Cut Down Your Cooking Time With Ina Garten's Lasagna Noodle Hack

At the risk of ruffling a few feathers, it may be time to update the family's lasagna recipe. While heirloom dishes reserve a special place in our hearts, Ina Garten has a hack that can improve the meal while simultaneously making it quicker to prepare — she simply soaks the noodles first.

The most time-consuming (and frustrating) step of preparing lasagna is pre-cooking the noodles. Traditionally, the dried pasta sheets are boiled in salty water, often resulting in an overcooked state, a common mistake when making lasagna. Flat sheets or curly-edged, the noodles undoubtedly stick together as they cook and easily tear when you try to separate them. Although many brands have created no-bake versions to simplify the process, this shortcut gets mushy in the oven and doesn't retain that desired toothsome bite between the layers.

Instead of wasting your time with other "solutions," like drizzling oil into the boiling water (which will also prevent the sauce from coating the surface), cooking noodles one at a time (who has time for that?), or maintaining a whirlpool of boiling water in the pot (an accident just waiting to happen), try Garten's hack. 

She soaks a ½ pound of noodles in an oversized bowl filled with hot tap water for 20 minutes. Once drained, the pliable noodles are placed in a single layer on parchment paper until the dish is ready to be assembled. The best part is, it doesn't add any cooking time to the recipe.

Another time-saving tip for preparing lasagna

Similar to Ina Garten's lasagna noodle hack, you could also cut down your prep time by forgoing boiling water and cooking the pasta directly in the sauce — with minor recipe adjustments. If you're working with traditional dry noodles, not the no-bake or "oven-ready" varieties, you can assemble your favorite lasagna recipe using pasta that comes directly from the box. However, since the noodles are baked dry, you'll need to increase the amount of marinara sauce used in the recipe. 

Normally, each lasagna layer should be well-balanced without adding too much of any one component, but dry noodles act like a sponge and absorb all the surrounding liquid. So, to rehydrate the pasta without leaving your lasagna overly dry, you'll need almost twice the amount of sauce (the idea is to have each sheet completely covered). This includes a thin layer on the bottom of the pan and another on top. Given the amount needed, you may want to use Garten's go-to jarred sauce, Raos, to cut prep time even further, rather than make it from scratch.

Before baking, securely cover the pan with aluminum foil to trap in steam. That additional moisture will help soften the pasta. Once the noodles are completely cooked, remove the foil to add a crispy finishing touch. Since the noodles cook in the sauce, expect a few extra minutes in the oven before the dish is fully baked. 
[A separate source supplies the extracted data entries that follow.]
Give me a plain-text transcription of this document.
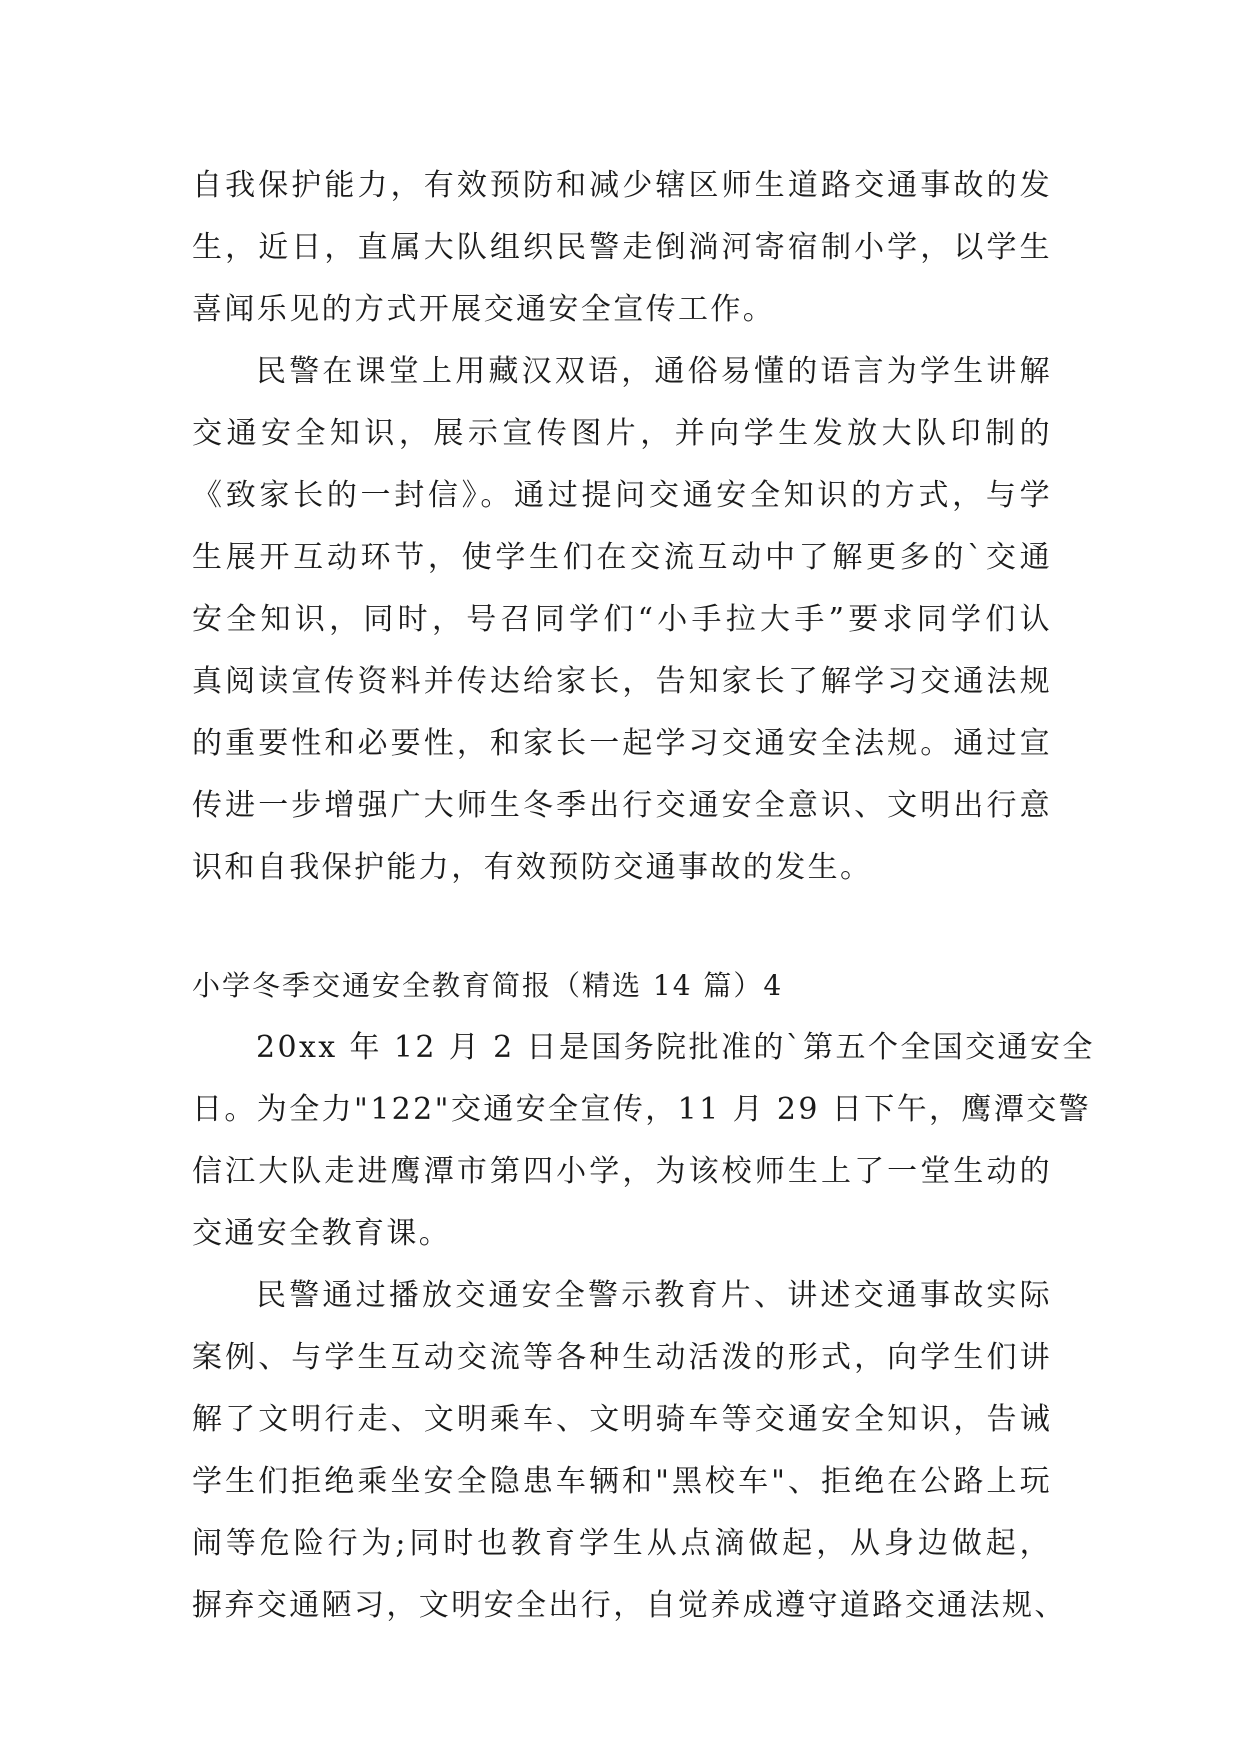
自我保护能力，有效预防和减少辖区师生道路交通事故的发
生，近日，直属大队组织民警走倒淌河寄宿制小学，以学生
喜闻乐见的方式开展交通安全宣传工作。
民警在课堂上用藏汉双语，通俗易懂的语言为学生讲解
交通安全知识，展示宣传图片，并向学生发放大队印制的
《致家长的一封信》。通过提问交通安全知识的方式，与学
生展开互动环节，使学生们在交流互动中了解更多的`交通
安全知识，同时，号召同学们“小手拉大手”要求同学们认
真阅读宣传资料并传达给家长，告知家长了解学习交通法规
的重要性和必要性，和家长一起学习交通安全法规。通过宣
传进一步增强广大师生冬季出行交通安全意识、文明出行意
识和自我保护能力，有效预防交通事故的发生。
小学冬季交通安全教育简报（精选 14 篇）4
20xx 年 12 月 2 日是国务院批准的`第五个全国交通安全
日。为全力"122"交通安全宣传，11 月 29 日下午，鹰潭交警
信江大队走进鹰潭市第四小学，为该校师生上了一堂生动的
交通安全教育课。
民警通过播放交通安全警示教育片、讲述交通事故实际
案例、与学生互动交流等各种生动活泼的形式，向学生们讲
解了文明行走、文明乘车、文明骑车等交通安全知识，告诫
学生们拒绝乘坐安全隐患车辆和"黑校车"、拒绝在公路上玩
闹等危险行为;同时也教育学生从点滴做起，从身边做起，
摒弃交通陋习，文明安全出行，自觉养成遵守道路交通法规、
Tips for preparing lasagna in advance

If prep time has prevented you from making more lasagnas, there are even more viable solutions that might change your mind. Unlike other recipes that dry out and become subpar versions, lasagna is actually better if it's prepared in advance, freeing you to make the dish when you have the time. This also means that you can double the recipe without doubling the work by preparing a second tray to enjoy later. 

When you want to get all the work out of the way, lasagna can be baked, covered, and refrigerated for up to five days. This method gives you some versatility since you can slice yourself a single piece (without the filling oozing out) or reheat the entire covered tray until it's hot throughout. In addition, a fully cooked lasagna can be frozen for up to three months. Freeze it in double-wrapped individual slices or keep it whole.

If you are bringing the dish to a party, you can assemble the dish in the morning or the night before. Mary Berry prepares her lasagna this way, giving the uncooked noodles time to marinate in her flavorful sauce as it rests in the refrigerator. Since the lasagna is baked cold, you should expect a slightly longer cooking time; if it's frozen, expect roughly 30 additional minutes.